Aussie film making duo of Leigh Whannell and James Wan (who met at RMIT) are best known for giving us the lucrative torture porn franchise Saw. Their 2007 collaboration, the low budget Dead Silence, virtually disappeared without a trace. The pair has reunited for Insidious, a variation on the classic haunted house story that uses many of the expected hoary cliches of the genre to generate an atmosphere of mounting dread.
Insidious starts off promisingly enough, but the surreal climax degenerates into something rather messy and laughable. Schoolteacher Josh (Patrick Wilson) and Renai Lambert (Rose Byrne) move into a new house with their three children, but soon find their home disturbed by strange noises, moving objects and things that go bump in the night. Then their nine year old son Dalton (Ty Simpkins) falls into a strange coma. Even after they move house, the strange phenomena follow them.
Josh’s mother (Barbara Hershey) seems to know something about these events, and she calls in psychic ghost buster Elise (Lin Shaye). She announces that it is not the house that is haunted, but their son. His soul has been taken by malevolent forces, and Josh has to enter frightening shadow world known as the further to try and rescue him. Cue lots of eerie visuals, strange creatures, a spooky soundscape, and haunting discordant music, including Tiny Tim’s signature tune Tiptoe Through The Tulips.
At first Insidious comes across as yet another haunted house story in the vein of Poltergeist or The Amityville Horror or even the more recent Paranormal Activity, albeit with a script and decent production values. It’s no accident that Paranormal Activity director Oren Peli is aboard as one of the producers, although some of the visuals are more reminiscent of David Lynch than anything else.

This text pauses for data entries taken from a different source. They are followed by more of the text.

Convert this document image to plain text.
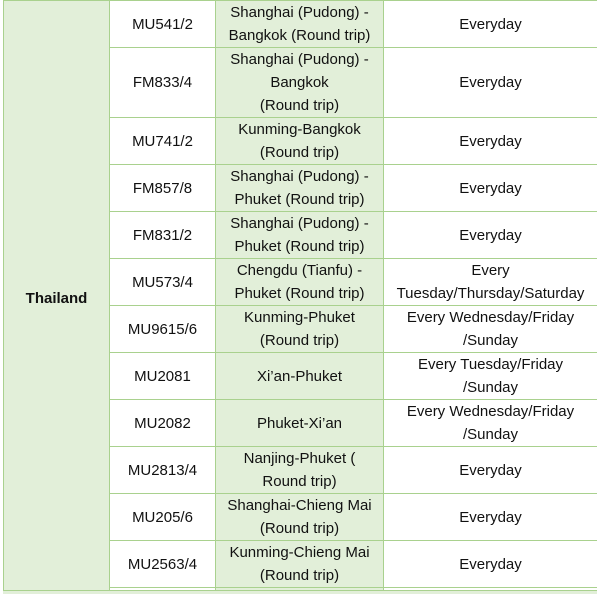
Thailand	MU541/2	Shanghai (Pudong) -
Bangkok (Round trip)	Everyday

	FM833/4	Shanghai (Pudong) -
Bangkok
(Round trip)	Everyday

	MU741/2	Kunming-Bangkok
(Round trip)	Everyday

	FM857/8	Shanghai (Pudong) -
Phuket (Round trip)	Everyday

	FM831/2	Shanghai (Pudong) -
Phuket (Round trip)	Everyday

	MU573/4	Chengdu (Tianfu) -
Phuket (Round trip)	Every
Tuesday/Thursday/Saturday

	MU9615/6	Kunming-Phuket
(Round trip)	Every Wednesday/Friday
/Sunday

	MU2081	Xi’an-Phuket	Every Tuesday/Friday
/Sunday

	MU2082	Phuket-Xi’an	Every Wednesday/Friday
/Sunday

	MU2813/4	Nanjing-Phuket (
Round trip)	Everyday

	MU205/6	Shanghai-Chieng Mai
(Round trip)	Everyday

	MU2563/4	Kunming-Chieng Mai
(Round trip)	Everyday
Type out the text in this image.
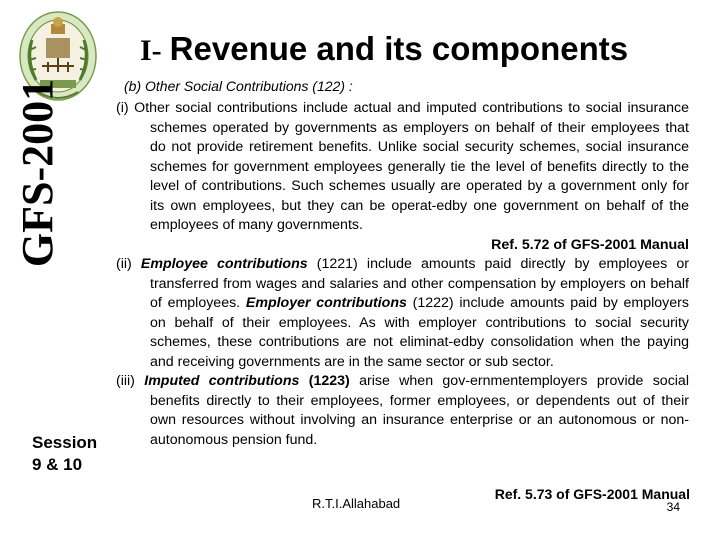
GFS-2001
Session
9 & 10
I- Revenue and its components
(b) Other Social Contributions (122) :

(i) Other social contributions include actual and imputed contributions to social insurance schemes operated by governments as employers on behalf of their employees that do not provide retirement benefits. Unlike social security schemes, social insurance schemes for government employees generally tie the level of benefits directly to the level of contributions. Such schemes usually are operated by a government only for its own employees, but they can be operat-edby one government on behalf of the employees of many governments.

Ref. 5.72 of GFS-2001 Manual

(ii) Employee contributions (1221) include amounts paid directly by employees or transferred from wages and salaries and other compensation by employers on behalf of employees. Employer contributions (1222) include amounts paid by employers on behalf of their employees. As with employer contributions to social security schemes, these contributions are not eliminat-edby consolidation when the paying and receiving governments are in the same sector or sub sector.

(iii) Imputed contributions (1223) arise when gov-ernmentemployers provide social benefits directly to their employees, former employees, or dependents out of their own resources without involving an insurance enterprise or an autonomous or non-autonomous pension fund.

R.T.I.Allahabad
Ref. 5.73 of GFS-2001 Manual
34
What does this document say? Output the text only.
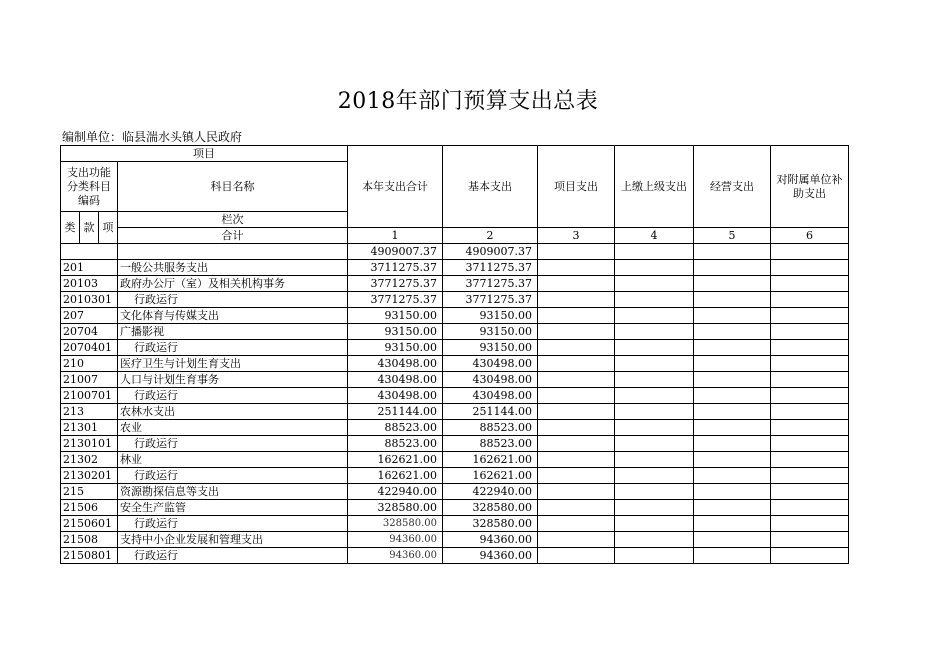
2018年部门预算支出总表
编制单位：临县湍水头镇人民政府
项目				本年支出合计	基本支出	项目支出	上缴上级支出	经营支出	对附属单位补助支出
支出功能分类科目编码			科目名称						
类	款	项	栏次						
			合计	1	2	3	4	5	6
				4909007.37	4909007.37				
201			一般公共服务支出	3711275.37	3711275.37				
20103			政府办公厅（室）及相关机构事务	3771275.37	3771275.37				
2010301			行政运行	3771275.37	3771275.37				
207			文化体育与传媒支出	93150.00	93150.00				
20704			广播影视	93150.00	93150.00				
2070401			行政运行	93150.00	93150.00				
210			医疗卫生与计划生育支出	430498.00	430498.00				
21007			人口与计划生育事务	430498.00	430498.00				
2100701			行政运行	430498.00	430498.00				
213			农林水支出	251144.00	251144.00				
21301			农业	88523.00	88523.00				
2130101			行政运行	88523.00	88523.00				
21302			林业	162621.00	162621.00				
2130201			行政运行	162621.00	162621.00				
215			资源勘探信息等支出	422940.00	422940.00				
21506			安全生产监管	328580.00	328580.00				
2150601			行政运行	328580.00	328580.00				
21508			支持中小企业发展和管理支出	94360.00	94360.00				
2150801			行政运行	94360.00	94360.00				
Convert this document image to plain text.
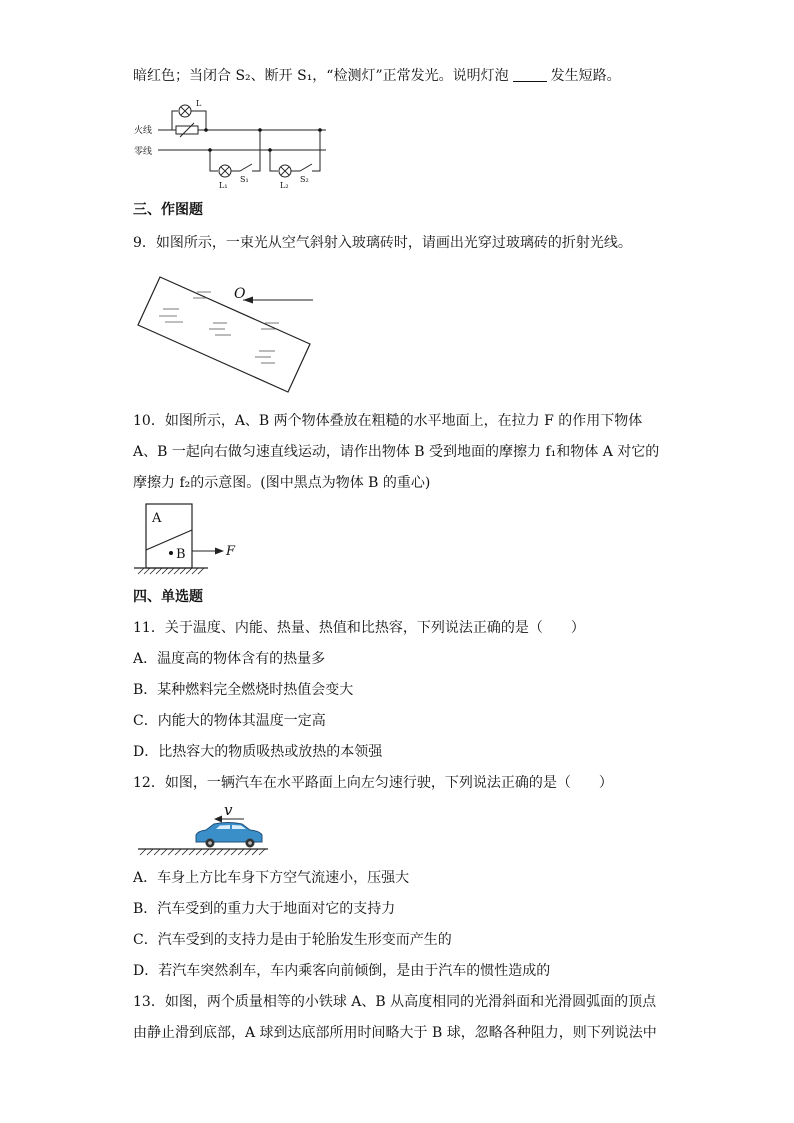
暗红色；当闭合 S₂、断开 S₁，“检测灯”正常发光。说明灯泡	发生短路。
火线
零线
L
L₁
S₁
L₂
S₂
三、作图题
9．如图所示，一束光从空气斜射入玻璃砖时，请画出光穿过玻璃砖的折射光线。
O
10．如图所示，A、B 两个物体叠放在粗糙的水平地面上，在拉力 F 的作用下物体
A、B 一起向右做匀速直线运动，请作出物体 B 受到地面的摩擦力 f₁和物体 A 对它的
摩擦力 f₂的示意图。(图中黑点为物体 B 的重心)
A
B	F
四、单选题
11．关于温度、内能、热量、热值和比热容，下列说法正确的是（　　）
A．温度高的物体含有的热量多
B．某种燃料完全燃烧时热值会变大
C．内能大的物体其温度一定高
D．比热容大的物质吸热或放热的本领强
12．如图，一辆汽车在水平路面上向左匀速行驶，下列说法正确的是（　　）
v
A．车身上方比车身下方空气流速小，压强大
B．汽车受到的重力大于地面对它的支持力
C．汽车受到的支持力是由于轮胎发生形变而产生的
D．若汽车突然刹车，车内乘客向前倾倒，是由于汽车的惯性造成的
13．如图，两个质量相等的小铁球 A、B 从高度相同的光滑斜面和光滑圆弧面的顶点
由静止滑到底部，A 球到达底部所用时间略大于 B 球，忽略各种阻力，则下列说法中
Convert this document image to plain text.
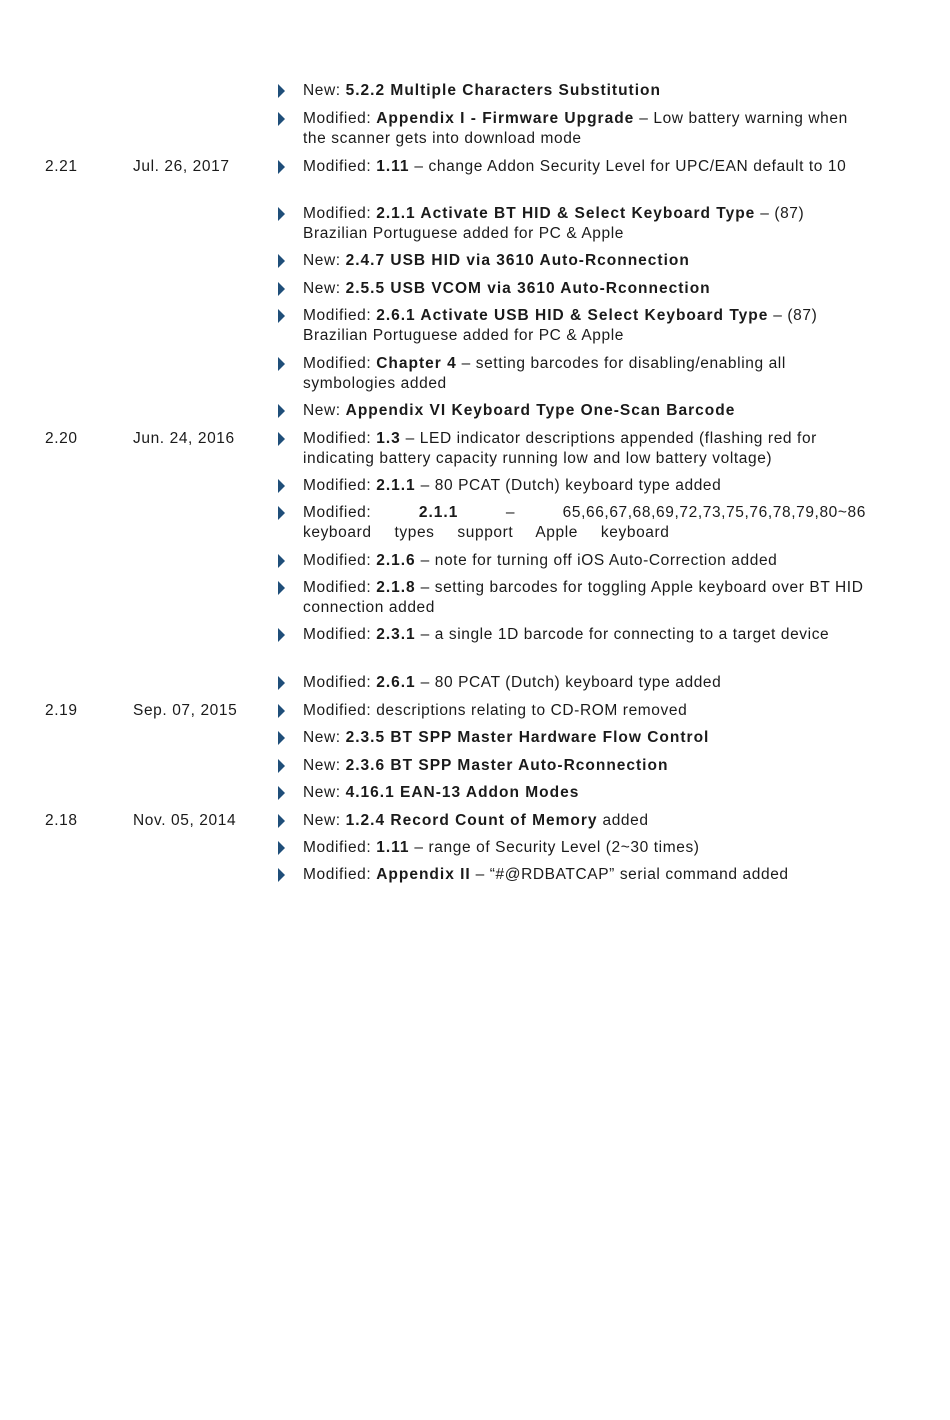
New: 5.2.2 Multiple Characters Substitution
Modified: Appendix I - Firmware Upgrade – Low battery warning when the scanner gets into download mode
2.21	Jul. 26, 2017	Modified: 1.11 – change Addon Security Level for UPC/EAN default to 10
Modified: 2.1.1 Activate BT HID & Select Keyboard Type – (87) Brazilian Portuguese added for PC & Apple
New: 2.4.7 USB HID via 3610 Auto-Rconnection
New: 2.5.5 USB VCOM via 3610 Auto-Rconnection
Modified: 2.6.1 Activate USB HID & Select Keyboard Type – (87) Brazilian Portuguese added for PC & Apple
Modified: Chapter 4 – setting barcodes for disabling/enabling all symbologies added
New: Appendix VI Keyboard Type One-Scan Barcode
2.20	Jun. 24, 2016	Modified: 1.3 – LED indicator descriptions appended (flashing red for indicating battery capacity running low and low battery voltage)
Modified: 2.1.1 – 80 PCAT (Dutch) keyboard type added
Modified: 2.1.1 – 65,66,67,68,69,72,73,75,76,78,79,80~86 keyboard types support Apple keyboard
Modified: 2.1.6 – note for turning off iOS Auto-Correction added
Modified: 2.1.8 – setting barcodes for toggling Apple keyboard over BT HID connection added
Modified: 2.3.1 – a single 1D barcode for connecting to a target device
Modified: 2.6.1 – 80 PCAT (Dutch) keyboard type added
2.19	Sep. 07, 2015	Modified: descriptions relating to CD-ROM removed
New: 2.3.5 BT SPP Master Hardware Flow Control
New: 2.3.6 BT SPP Master Auto-Rconnection
New: 4.16.1 EAN-13 Addon Modes
2.18	Nov. 05, 2014	New: 1.2.4 Record Count of Memory added
Modified: 1.11 – range of Security Level (2~30 times)
Modified: Appendix II – “#@RDBATCAP” serial command added
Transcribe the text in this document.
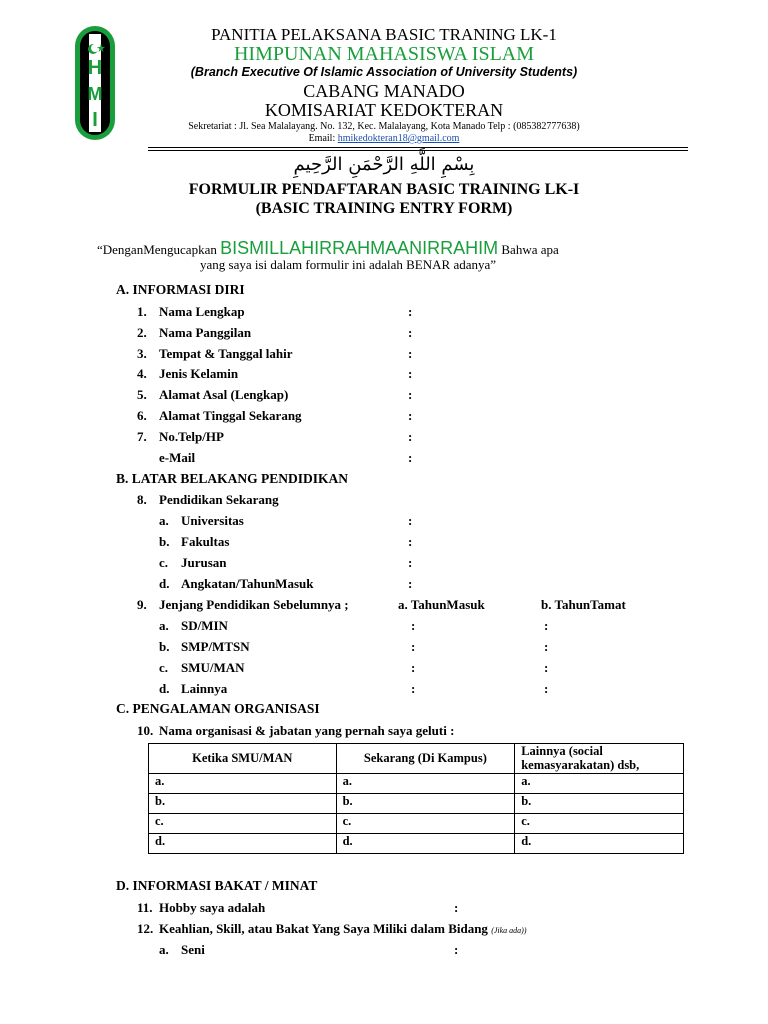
H
M
I
PANITIA PELAKSANA BASIC TRANING LK-1
HIMPUNAN MAHASISWA ISLAM
(Branch Executive Of Islamic Association of University Students)
CABANG MANADO
KOMISARIAT KEDOKTERAN
Sekretariat : Jl. Sea Malalayang. No. 132, Kec. Malalayang, Kota Manado Telp : (085382777638)
Email: hmikedokteran18@gmail.com
بِسْمِ اللَّهِ الرَّحْمَنِ الرَّحِيمِ
FORMULIR PENDAFTARAN BASIC TRAINING LK-I
(BASIC TRAINING ENTRY FORM)
“DenganMengucapkan BISMILLAHIRRAHMAANIRRAHIM Bahwa apa
yang saya isi dalam formulir ini adalah BENAR adanya”
A. INFORMASI DIRI
1. Nama Lengkap	:
2. Nama Panggilan	:
3. Tempat & Tanggal lahir	:
4. Jenis Kelamin	:
5. Alamat Asal (Lengkap)	:
6. Alamat Tinggal Sekarang	:
7. No.Telp/HP	:
e-Mail	:
B. LATAR BELAKANG PENDIDIKAN
8. Pendidikan Sekarang
a. Universitas	:
b. Fakultas	:
c. Jurusan	:
d. Angkatan/TahunMasuk	:
9. Jenjang Pendidikan Sebelumnya ;	a. TahunMasuk	b. TahunTamat
a. SD/MIN	:	:
b. SMP/MTSN	:	:
c. SMU/MAN	:	:
d. Lainnya	:	:
C. PENGALAMAN ORGANISASI
10. Nama organisasi & jabatan yang pernah saya geluti :
Ketika SMU/MAN	Sekarang (Di Kampus)	Lainnya (social kemasyarakatan) dsb,
a.	a.	a.
b.	b.	b.
c.	c.	c.
d.	d.	d.
D. INFORMASI BAKAT / MINAT
11. Hobby saya adalah	:
12. Keahlian, Skill, atau Bakat Yang Saya Miliki dalam Bidang (Jika ada))
a. Seni	:
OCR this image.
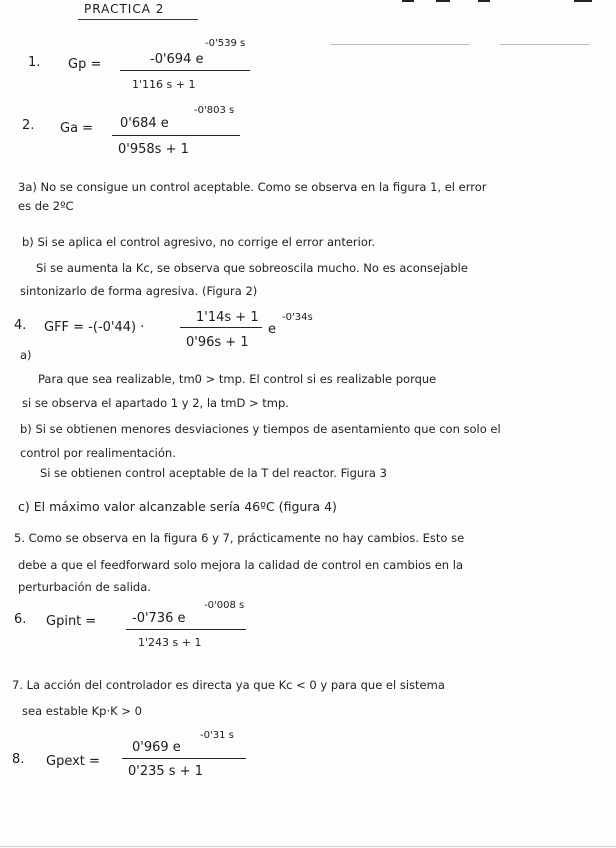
PRACTICA 2
1. Gp =
-0'539 s
-0'694 e
1'116 s + 1
2. Ga =
-0'803 s
0'684 e
0'958s + 1
3a) No se consigue un control aceptable. Como se observa en la figura 1, el error
es de 2ºC
b) Si se aplica el control agresivo, no corrige el error anterior.
Si se aumenta la Kc, se observa que sobreoscila mucho. No es aconsejable
sintonizarlo de forma agresiva. (Figura 2)
4. GFF = -(-0'44) ·
1'14s + 1
0'96s + 1
e
-0'34s
a)
Para que sea realizable, tm0 > tmp. El control si es realizable porque
si se observa el apartado 1 y 2, la tmD > tmp.
b) Si se obtienen menores desviaciones y tiempos de asentamiento que con solo el
control por realimentación.
Si se obtienen control aceptable de la T del reactor. Figura 3
c) El máximo valor alcanzable sería 46ºC (figura 4)
5. Como se observa en la figura 6 y 7, prácticamente no hay cambios. Esto se
debe a que el feedforward solo mejora la calidad de control en cambios en la
perturbación de salida.
6. Gpint =
-0'008 s
-0'736 e
1'243 s + 1
7. La acción del controlador es directa ya que Kc < 0 y para que el sistema
sea estable Kp·K > 0
8. Gpext =
-0'31 s
0'969 e
0'235 s + 1
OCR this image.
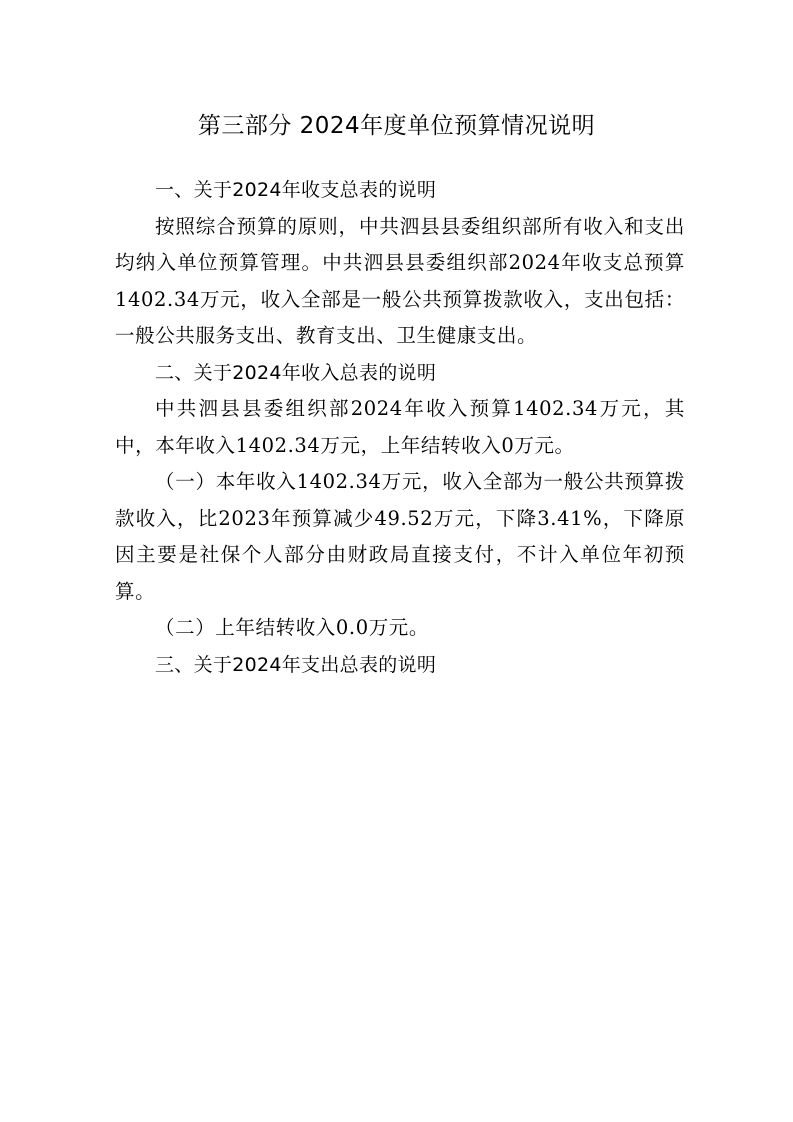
第三部分 2024年度单位预算情况说明

一、关于2024年收支总表的说明

按照综合预算的原则，中共泗县县委组织部所有收入和支出均纳入单位预算管理。中共泗县县委组织部2024年收支总预算1402.34万元，收入全部是一般公共预算拨款收入，支出包括：一般公共服务支出、教育支出、卫生健康支出。

二、关于2024年收入总表的说明

中共泗县县委组织部2024年收入预算1402.34万元，其中，本年收入1402.34万元，上年结转收入0万元。

（一）本年收入1402.34万元，收入全部为一般公共预算拨款收入，比2023年预算减少49.52万元，下降3.41%，下降原因主要是社保个人部分由财政局直接支付，不计入单位年初预算。

（二）上年结转收入0.0万元。

三、关于2024年支出总表的说明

Wan’s direction here is much more restrained than in Saw, and has a more tongue-in-cheek quality, although there are a few moments that provide genuine shocks. However, Insidious ultimately lacks that gritty, disturbing edge of some of the better Asian-produced horror films. Wan also stretches his small budget effectively to give the film the look and feel of a big budget project.
Angus Sampson and Whannell himself bring some comic relief to proceedings as Elise’s incompetent sidekicks. Hershey, who appeared in the haunting 1982 supernatural drama The Entity, is underused here in a fairly thankless role. But Byrne and Wilson are effective in their roles as the couple whose relationship is strained due to the supernatural events. Byrne in particular brings a vulnerability to her performance, while Wilson is perfectly cold and distant.